Marilyn Agius, a Learning Support Educator at a government school, agreed. As an LSE she is in even closer contact to students and potentially at greater risk. “I love my job and cannot wait to go back to school and our classrooms, but I would not want to go if the number of coronavirus cases was still high,” she said. “What we are fearing is that the authorities will put our health at risk just to deliver on its commitment to open the schools, come what may.”

The Malta Union of Teachers spokesperson said the situation remains “very fluid” and that a re-evaluation was needed in seven weeks as the situation was constantly changing. “The MUT has been asking the education ministry for protocols, guidelines and the way forward for both scenarios so that everyone is prepared, whether schools open or otherwise. As we already stated, in March the world was caught off-guard but there is no such excuse this time around. The MUT is ready to start discussions immediately.”

Likewise, Mallia and Agius lamented the lack of communication from the education department, complaining that they had to learn of the three contingency plans drawn up from the press, and that they were never even notified about the decisions being taken.

Equally left in the dark are teachers in church schools. Ronald Sammut, a secondary school teacher, said he and his colleagues had to rely on media reports to learn about the options being discussed for the reopening of schools. “What is ironic is that, even with the lack of direction from government, many shops and businesses in Malta have already started to introduce measures themselves, such as the number of people allowed in a shop,” he said. “And yet the government continues to deny there is a growing problem and the education department seems intent on proving the prime minister right at all costs.”

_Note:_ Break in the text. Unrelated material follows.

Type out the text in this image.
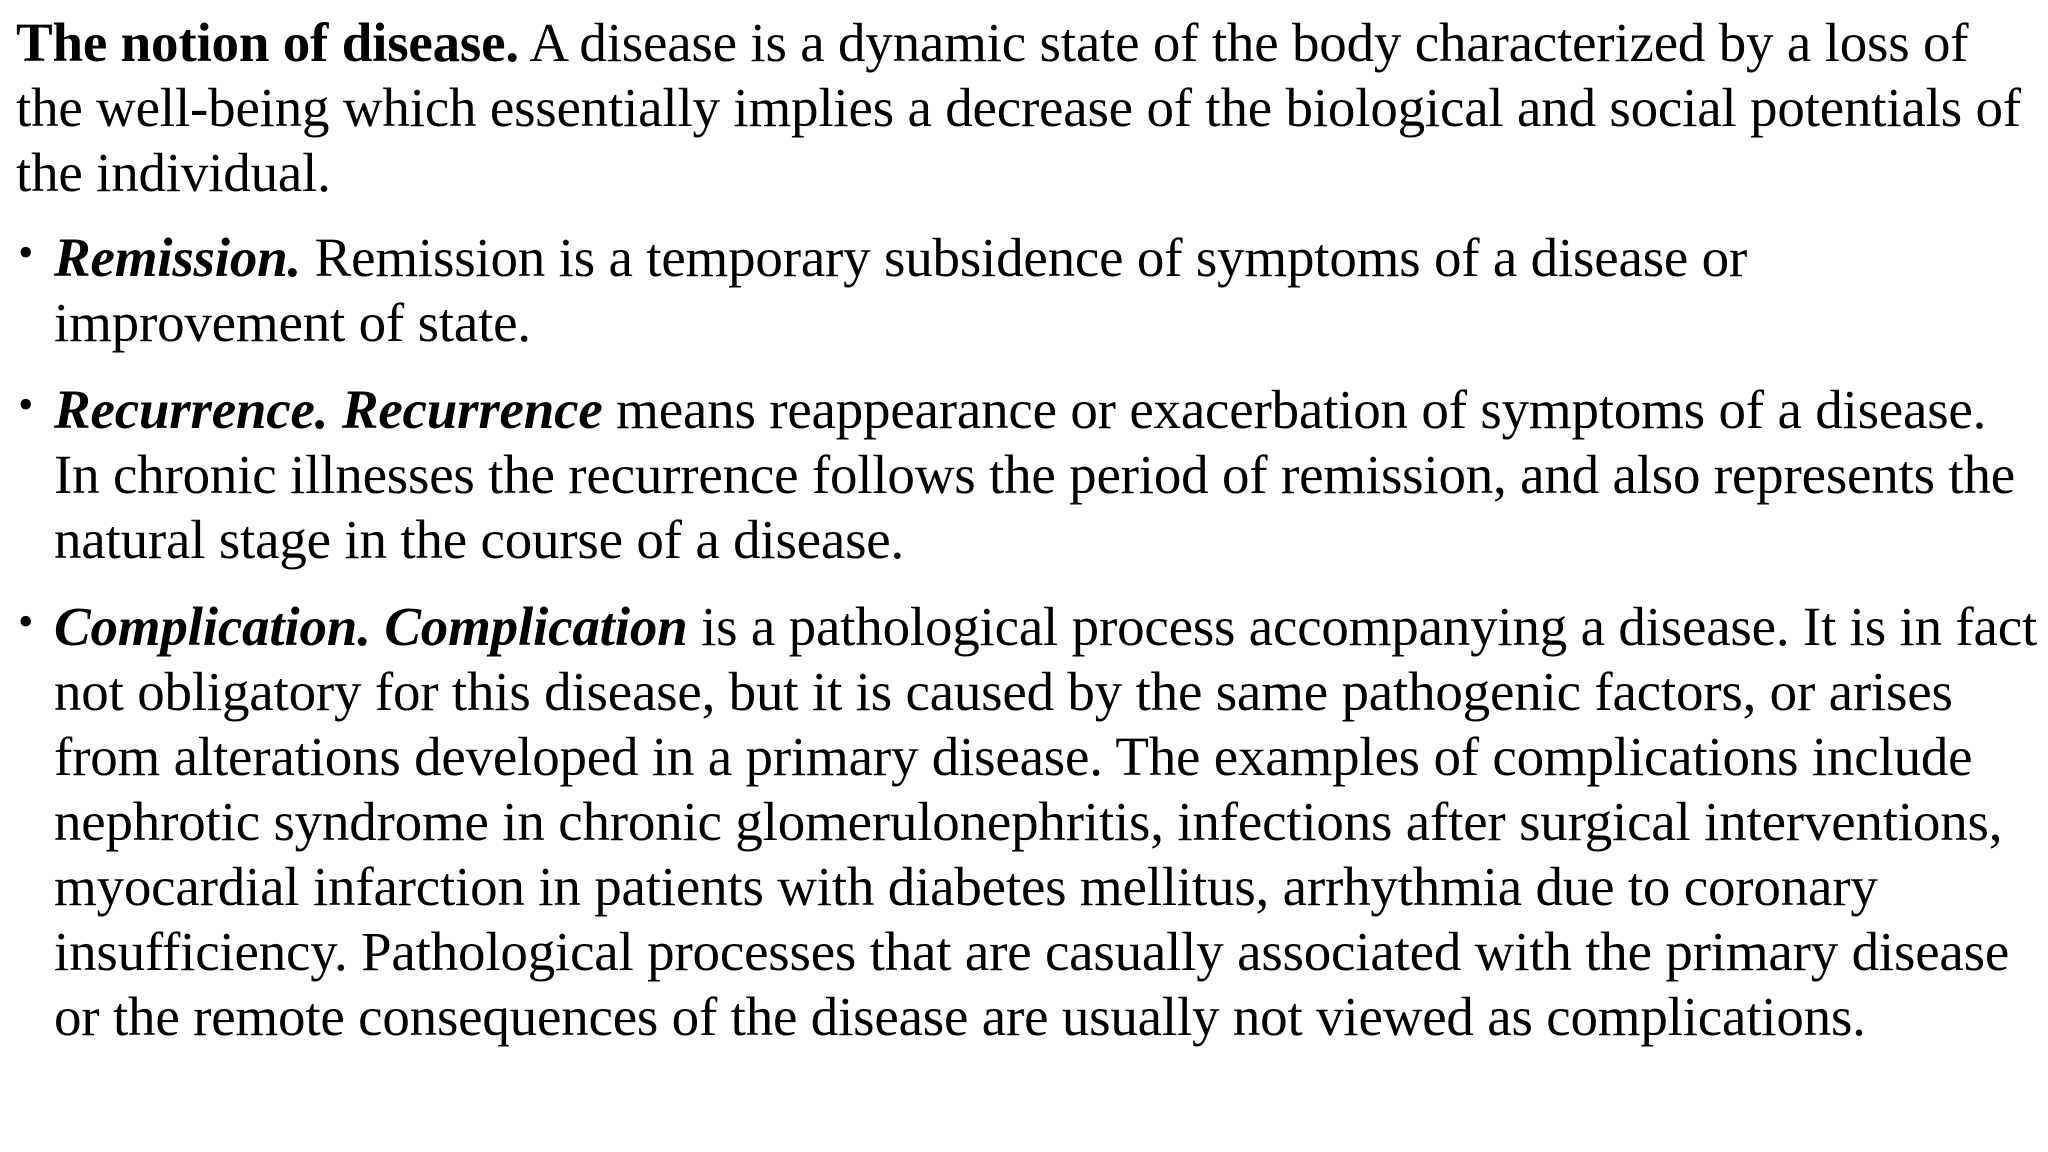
The notion of disease. A disease is a dynamic state of the body characterized by a loss of the well-being which essentially implies a decrease of the biological and social potentials of the individual.

• Remission. Remission is a temporary subsidence of symptoms of a disease or improvement of state.
• Recurrence. Recurrence means reappearance or exacerbation of symptoms of a disease. In chronic illnesses the recurrence follows the period of remission, and also represents the natural stage in the course of a disease.
• Complication. Complication is a pathological process accompanying a disease. It is in fact not obligatory for this disease, but it is caused by the same pathogenic factors, or arises from alterations developed in a primary disease. The examples of complications include nephrotic syndrome in chronic glomerulonephritis, infections after surgical interventions, myocardial infarction in patients with diabetes mellitus, arrhythmia due to coronary insufficiency. Pathological processes that are casually associated with the primary disease or the remote consequences of the disease are usually not viewed as complications.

But an education ministry spokesman insisted that every possible option had been considered in drawing up the contingency plans to ensure the best outcome however things developed in the weeks to come. “We carried out a huge exercise to ensure that – for every contingency – we have full syllabi already in place for every subject for every year, to ensure that any action we take is seamless and does not cause disruption.”

The spokesman said that the ministry’s decision as to whether schools open or remain closed come 28 September would ultimately be guided by the advice of the Health Department.

“Everyone wants the schools to open, not just us, including educators and parents,” they said. “It is, after all, all about safeguarding the children’s right to education – and proper education.”